To see her today very weakened and being so helpless was very overwhelming for me. I went to her shop to say hello. I never know what to say in these situations. There is nothing to say really, only to show up and hopefully that could be of comfort. She was being encircled by loved ones. I decided it was not a good time, so I will try again to see her tomorrow. I am very happy she is surrounded by love and support, it is a life treasure to have people that support you in your darkest hours.
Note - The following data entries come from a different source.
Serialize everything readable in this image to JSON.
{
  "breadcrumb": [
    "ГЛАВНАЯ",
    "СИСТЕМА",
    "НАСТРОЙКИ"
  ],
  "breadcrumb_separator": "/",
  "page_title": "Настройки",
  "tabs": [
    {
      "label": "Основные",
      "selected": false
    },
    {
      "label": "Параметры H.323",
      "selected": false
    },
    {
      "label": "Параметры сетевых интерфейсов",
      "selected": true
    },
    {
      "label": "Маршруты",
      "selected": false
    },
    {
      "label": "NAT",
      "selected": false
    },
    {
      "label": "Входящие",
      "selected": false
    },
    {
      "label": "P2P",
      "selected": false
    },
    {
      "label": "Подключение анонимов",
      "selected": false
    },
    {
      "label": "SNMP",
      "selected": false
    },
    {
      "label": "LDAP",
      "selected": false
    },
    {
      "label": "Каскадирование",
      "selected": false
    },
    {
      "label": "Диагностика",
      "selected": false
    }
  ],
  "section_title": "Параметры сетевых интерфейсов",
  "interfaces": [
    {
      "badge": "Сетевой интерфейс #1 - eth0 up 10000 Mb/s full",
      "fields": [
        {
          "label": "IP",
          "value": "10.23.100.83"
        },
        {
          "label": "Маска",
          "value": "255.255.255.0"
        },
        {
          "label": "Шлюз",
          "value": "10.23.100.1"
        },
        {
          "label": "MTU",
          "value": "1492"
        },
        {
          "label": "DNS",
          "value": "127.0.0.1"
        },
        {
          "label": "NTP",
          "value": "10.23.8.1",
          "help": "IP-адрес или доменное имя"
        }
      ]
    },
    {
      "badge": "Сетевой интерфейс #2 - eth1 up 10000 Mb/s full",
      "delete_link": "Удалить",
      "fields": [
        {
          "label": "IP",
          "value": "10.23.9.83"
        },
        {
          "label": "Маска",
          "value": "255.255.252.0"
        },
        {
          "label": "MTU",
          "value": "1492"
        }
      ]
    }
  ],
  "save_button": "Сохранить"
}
When my grandfather passed last December and my grandmother not long before him, two years prior, may God rest their souls, there was much sorrow in our family, especially for my mother to lose her parents. It was the first time for me that death had been so intimate. And although nothing could be done to bring them back, it was uplifting to have so many people around the house, mostly for my mother’s sake to have women peers around. Just having the chaos of people talking, telling stories, reading prayers, coming in and out to visit was for that time being comforting, overwhelming the creepy silence and the mourning thoughts. The importance of having a social support had never been more profound to me and I see being alone as a calamity so much so that I pray against its affliction. We all need somebody.
Today was a reminder about this irony called life. Before the moment I saw her from the window come out of her van surrounded by her family members, I was stressing out about everything going in my life or should I say all the things not going right in my life, the number one stress factor at the moment being no news for school entrance next year and it was very humbling to watch the scene of our neighbor. How easily could that be my beloved mother and I that offspring holding her hand. May God protect us from calamity. May God grant us good health, as there is nothing more important than health.
I used to hear this saying, a Somali saying, “Balaayo Intay kaa maqan tahay qof kale ayey ku maqan thay”. Meaning, while tragedy or calamity is not visiting you, it is visiting, in other words causing havoc for someone else. It seems as if this world is designed sooner or later to make us suffer and break our hearts. May God protect us from calamity. May God restore her health.